She could not entirely suppress a sigh as she spoke, nor keep the tears from filling her eyes.
Her father saw and appreciated the sacrifice she would make for him.
“Thank you, my darling,” he said. “It seems selfish in me to ask it of you, but though partly for my own gratification, it is really still more for your sake; I think the change will be for your health and happiness.”
“And I have the highest opinion of my father’s wisdom,” she said, “and should never, never think of selfishness as connected with him.”
Mrs. Dinsmore came in at this moment.
“Ah, my dear,” she said, “I was in search of you. What is to be done about Bob and Betty Johnson? You know they will be coming home in a day or two for their summer vacation.”
“They can stay at Roselands with their cousins Calhoun and Arthur Conly; or at the Oaks, if Horace and his family do not join us in the trip to Nantucket.”
“Cannot Bob and Betty go with us, papa?” Elsie asked. “I have no doubt it would be a very great treat to them.”
“Our party promises to be very large,” he replied; “but if you two ladies are agreed to invite them I shall raise no objection.”
“Shall we not, mamma?” Elsie asked, and Rose gave a hearty assent.
“Now, how much dressmaking has to be done before the family can be ready for the trip?” asked Mr. Dinsmore.
“Very little,” the ladies told him, Elsie adding, “At least if you are willing to let me wear black dresses when it is too cool for white, papa. Mamma, he has asked me to lay aside my mourning.”

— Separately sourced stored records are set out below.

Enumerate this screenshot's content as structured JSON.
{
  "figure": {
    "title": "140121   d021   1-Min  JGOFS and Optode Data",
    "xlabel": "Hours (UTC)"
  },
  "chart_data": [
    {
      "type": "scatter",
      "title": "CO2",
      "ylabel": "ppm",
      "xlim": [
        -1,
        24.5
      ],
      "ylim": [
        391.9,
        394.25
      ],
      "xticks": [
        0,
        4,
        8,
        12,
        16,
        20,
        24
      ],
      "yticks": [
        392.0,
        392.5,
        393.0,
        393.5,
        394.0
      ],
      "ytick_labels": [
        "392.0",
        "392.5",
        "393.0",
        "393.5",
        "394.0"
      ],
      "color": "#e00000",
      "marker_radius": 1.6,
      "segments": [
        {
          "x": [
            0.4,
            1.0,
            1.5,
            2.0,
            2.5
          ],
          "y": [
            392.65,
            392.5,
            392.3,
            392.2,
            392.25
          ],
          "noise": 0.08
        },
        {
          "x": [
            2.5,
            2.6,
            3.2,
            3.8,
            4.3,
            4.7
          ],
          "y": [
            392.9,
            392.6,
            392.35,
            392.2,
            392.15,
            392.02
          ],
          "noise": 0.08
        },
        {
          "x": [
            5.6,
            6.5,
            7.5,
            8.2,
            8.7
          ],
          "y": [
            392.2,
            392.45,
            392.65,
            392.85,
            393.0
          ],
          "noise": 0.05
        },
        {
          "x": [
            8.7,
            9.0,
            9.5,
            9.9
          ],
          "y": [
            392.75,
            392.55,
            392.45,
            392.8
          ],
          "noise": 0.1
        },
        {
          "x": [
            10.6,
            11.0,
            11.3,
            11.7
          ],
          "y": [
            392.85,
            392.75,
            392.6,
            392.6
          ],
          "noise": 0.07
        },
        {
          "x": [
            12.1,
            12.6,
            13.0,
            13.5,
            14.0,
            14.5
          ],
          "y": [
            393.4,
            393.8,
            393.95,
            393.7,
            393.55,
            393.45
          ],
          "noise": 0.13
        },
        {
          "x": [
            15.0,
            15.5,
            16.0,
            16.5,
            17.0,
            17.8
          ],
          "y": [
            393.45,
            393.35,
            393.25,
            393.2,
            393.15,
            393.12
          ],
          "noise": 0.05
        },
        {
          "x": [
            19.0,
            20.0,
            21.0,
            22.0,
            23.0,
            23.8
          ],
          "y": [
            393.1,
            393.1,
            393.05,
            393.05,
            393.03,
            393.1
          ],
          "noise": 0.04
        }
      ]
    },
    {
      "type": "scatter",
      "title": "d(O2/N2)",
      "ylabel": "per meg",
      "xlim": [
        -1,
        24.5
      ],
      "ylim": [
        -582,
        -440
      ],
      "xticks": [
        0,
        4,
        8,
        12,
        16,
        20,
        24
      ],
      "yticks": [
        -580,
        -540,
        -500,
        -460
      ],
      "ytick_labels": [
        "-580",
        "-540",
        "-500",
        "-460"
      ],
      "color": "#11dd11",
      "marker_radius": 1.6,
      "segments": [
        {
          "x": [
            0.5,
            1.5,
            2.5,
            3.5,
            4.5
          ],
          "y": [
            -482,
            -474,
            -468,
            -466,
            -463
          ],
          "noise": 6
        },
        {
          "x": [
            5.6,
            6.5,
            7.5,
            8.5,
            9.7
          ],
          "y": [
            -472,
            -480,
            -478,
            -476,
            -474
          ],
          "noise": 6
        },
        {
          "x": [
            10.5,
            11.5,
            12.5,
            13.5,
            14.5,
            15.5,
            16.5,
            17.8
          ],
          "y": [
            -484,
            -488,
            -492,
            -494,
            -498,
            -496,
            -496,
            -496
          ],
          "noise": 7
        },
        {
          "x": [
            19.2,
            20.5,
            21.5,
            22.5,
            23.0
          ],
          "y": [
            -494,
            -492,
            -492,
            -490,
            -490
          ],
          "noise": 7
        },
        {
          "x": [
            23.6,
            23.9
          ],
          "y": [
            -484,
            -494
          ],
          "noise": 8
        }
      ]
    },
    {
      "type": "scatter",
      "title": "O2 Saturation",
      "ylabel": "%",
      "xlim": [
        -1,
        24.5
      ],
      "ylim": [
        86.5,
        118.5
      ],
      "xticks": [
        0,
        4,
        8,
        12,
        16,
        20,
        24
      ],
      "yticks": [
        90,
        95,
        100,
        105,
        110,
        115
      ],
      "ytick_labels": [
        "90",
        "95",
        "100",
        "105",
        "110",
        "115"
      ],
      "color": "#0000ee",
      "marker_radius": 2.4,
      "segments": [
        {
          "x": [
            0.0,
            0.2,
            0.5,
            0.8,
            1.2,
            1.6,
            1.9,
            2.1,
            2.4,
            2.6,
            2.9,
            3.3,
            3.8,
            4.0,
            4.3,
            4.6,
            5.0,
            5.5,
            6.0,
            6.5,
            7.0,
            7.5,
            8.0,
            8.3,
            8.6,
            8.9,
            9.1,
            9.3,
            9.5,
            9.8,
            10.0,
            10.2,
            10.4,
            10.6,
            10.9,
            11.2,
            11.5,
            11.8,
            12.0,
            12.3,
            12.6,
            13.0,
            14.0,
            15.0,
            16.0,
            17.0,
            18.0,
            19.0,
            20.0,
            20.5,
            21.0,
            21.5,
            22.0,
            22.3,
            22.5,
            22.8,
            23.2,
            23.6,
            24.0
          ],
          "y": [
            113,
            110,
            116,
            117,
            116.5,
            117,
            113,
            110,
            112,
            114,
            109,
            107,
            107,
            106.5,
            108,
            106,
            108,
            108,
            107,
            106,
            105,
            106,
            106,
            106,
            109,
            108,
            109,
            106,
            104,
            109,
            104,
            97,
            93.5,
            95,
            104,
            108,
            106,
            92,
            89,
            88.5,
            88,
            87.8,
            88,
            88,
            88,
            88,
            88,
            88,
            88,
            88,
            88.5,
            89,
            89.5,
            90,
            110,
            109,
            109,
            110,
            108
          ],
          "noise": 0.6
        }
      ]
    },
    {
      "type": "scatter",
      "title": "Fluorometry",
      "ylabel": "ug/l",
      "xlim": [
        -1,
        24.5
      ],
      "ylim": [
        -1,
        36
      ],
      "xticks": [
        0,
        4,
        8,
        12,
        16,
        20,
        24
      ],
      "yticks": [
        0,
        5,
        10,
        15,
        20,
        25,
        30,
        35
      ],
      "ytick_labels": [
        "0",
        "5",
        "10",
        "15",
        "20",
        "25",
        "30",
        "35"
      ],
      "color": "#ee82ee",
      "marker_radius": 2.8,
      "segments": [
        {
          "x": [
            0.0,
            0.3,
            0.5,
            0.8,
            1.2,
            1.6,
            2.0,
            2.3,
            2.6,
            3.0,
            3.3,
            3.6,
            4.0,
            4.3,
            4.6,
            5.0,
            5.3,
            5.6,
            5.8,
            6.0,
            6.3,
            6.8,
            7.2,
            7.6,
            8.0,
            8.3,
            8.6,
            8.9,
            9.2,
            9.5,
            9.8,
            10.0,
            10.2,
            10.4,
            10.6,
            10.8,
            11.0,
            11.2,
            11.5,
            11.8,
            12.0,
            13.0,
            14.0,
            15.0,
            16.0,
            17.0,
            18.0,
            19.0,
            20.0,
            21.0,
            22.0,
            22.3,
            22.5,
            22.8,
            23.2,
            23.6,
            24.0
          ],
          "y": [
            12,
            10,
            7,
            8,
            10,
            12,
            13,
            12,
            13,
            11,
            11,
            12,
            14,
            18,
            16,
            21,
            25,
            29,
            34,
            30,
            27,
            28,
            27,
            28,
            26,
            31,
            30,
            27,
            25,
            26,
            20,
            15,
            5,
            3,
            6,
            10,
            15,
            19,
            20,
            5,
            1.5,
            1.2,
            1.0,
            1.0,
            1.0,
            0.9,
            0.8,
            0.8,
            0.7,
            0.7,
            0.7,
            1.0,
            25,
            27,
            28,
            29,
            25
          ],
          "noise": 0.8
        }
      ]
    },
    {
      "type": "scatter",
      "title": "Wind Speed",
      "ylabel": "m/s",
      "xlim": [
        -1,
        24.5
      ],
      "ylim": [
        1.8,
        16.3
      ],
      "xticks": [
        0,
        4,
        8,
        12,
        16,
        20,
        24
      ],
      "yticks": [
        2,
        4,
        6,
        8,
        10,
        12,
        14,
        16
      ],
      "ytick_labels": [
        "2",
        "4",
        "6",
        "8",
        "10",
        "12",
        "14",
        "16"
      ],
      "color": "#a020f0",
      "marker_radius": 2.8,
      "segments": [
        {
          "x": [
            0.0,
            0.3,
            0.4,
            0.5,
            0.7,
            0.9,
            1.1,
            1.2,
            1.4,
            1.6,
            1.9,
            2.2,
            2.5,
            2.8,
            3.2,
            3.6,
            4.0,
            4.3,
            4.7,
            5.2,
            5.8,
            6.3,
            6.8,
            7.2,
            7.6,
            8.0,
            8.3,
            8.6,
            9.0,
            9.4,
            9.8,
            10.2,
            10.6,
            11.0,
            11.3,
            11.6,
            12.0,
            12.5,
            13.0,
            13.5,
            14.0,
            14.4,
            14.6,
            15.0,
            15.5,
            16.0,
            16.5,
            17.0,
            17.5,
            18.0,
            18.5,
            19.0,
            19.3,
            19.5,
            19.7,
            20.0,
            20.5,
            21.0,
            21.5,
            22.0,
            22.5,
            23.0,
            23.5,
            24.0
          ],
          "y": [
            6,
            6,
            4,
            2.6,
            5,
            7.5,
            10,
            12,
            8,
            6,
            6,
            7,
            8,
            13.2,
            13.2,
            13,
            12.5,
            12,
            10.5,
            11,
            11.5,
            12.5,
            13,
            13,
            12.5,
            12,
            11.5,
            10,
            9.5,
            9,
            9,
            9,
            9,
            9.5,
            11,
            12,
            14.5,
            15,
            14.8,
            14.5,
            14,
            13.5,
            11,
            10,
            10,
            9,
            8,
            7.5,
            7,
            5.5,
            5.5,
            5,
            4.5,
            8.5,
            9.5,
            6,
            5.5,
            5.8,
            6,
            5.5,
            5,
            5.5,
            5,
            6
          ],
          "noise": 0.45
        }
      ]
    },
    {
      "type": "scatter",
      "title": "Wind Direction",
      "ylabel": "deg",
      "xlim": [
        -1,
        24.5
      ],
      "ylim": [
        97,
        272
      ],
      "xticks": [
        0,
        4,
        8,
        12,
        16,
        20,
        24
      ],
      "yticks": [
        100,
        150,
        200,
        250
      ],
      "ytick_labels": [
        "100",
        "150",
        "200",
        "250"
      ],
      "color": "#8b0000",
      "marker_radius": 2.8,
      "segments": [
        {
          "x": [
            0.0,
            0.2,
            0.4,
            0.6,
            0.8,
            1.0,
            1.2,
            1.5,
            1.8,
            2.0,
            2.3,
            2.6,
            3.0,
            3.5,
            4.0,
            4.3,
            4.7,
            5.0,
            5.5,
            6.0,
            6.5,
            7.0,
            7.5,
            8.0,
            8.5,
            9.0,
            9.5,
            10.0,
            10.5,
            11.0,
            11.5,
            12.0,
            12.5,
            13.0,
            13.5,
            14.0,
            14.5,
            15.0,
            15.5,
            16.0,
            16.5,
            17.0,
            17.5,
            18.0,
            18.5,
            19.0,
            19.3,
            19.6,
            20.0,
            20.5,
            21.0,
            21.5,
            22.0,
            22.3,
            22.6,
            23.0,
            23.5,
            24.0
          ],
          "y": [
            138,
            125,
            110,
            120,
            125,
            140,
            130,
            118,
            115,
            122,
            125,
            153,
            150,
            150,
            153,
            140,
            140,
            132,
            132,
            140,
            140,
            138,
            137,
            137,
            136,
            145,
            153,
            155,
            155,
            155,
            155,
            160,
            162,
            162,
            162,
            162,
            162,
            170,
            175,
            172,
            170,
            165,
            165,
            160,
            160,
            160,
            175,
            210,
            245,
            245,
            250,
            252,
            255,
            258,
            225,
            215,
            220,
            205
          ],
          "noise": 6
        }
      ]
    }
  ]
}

“I knew he intended to,” Rose said, “and I think you are a dear good daughter to do it.”
“It is nothing new; she has always been the best of daughters,” Mr. Dinsmore remarked, with a tenderly affectionate look at Elsie. “And, my dear child, I certainly shall not ask you to stay a day longer than necessary in this hot place, merely to have new dresses made when you have enough even of black ones. We must set sail as soon as possible. Now, I must have a little business chat with you. Don’t go, Rose; it is nothing that either of us would care to have you hear.”
“Where the broad ocean leans against the land.”
Elsie felt somewhat apprehensive that this early laying aside of her mourning for their father might not meet the approval of her older son and daughters; but it gave them pleasure; one and all were delighted to see her resume the dress of the happy days when he was with them.
Zoe, too, was very much pleased. “Mamma,” she said, “you do look so young and lovely in white; and it was so nice in you to begin wearing it again on the anniversary of our wedding-day. Just think, it’s a whole year to-day since Edward and I were married. How fast time flies!”
“Yes,” Elsie said; “it seems a very little while since I was as young and light-hearted as you are now, and now I am a grandmother.”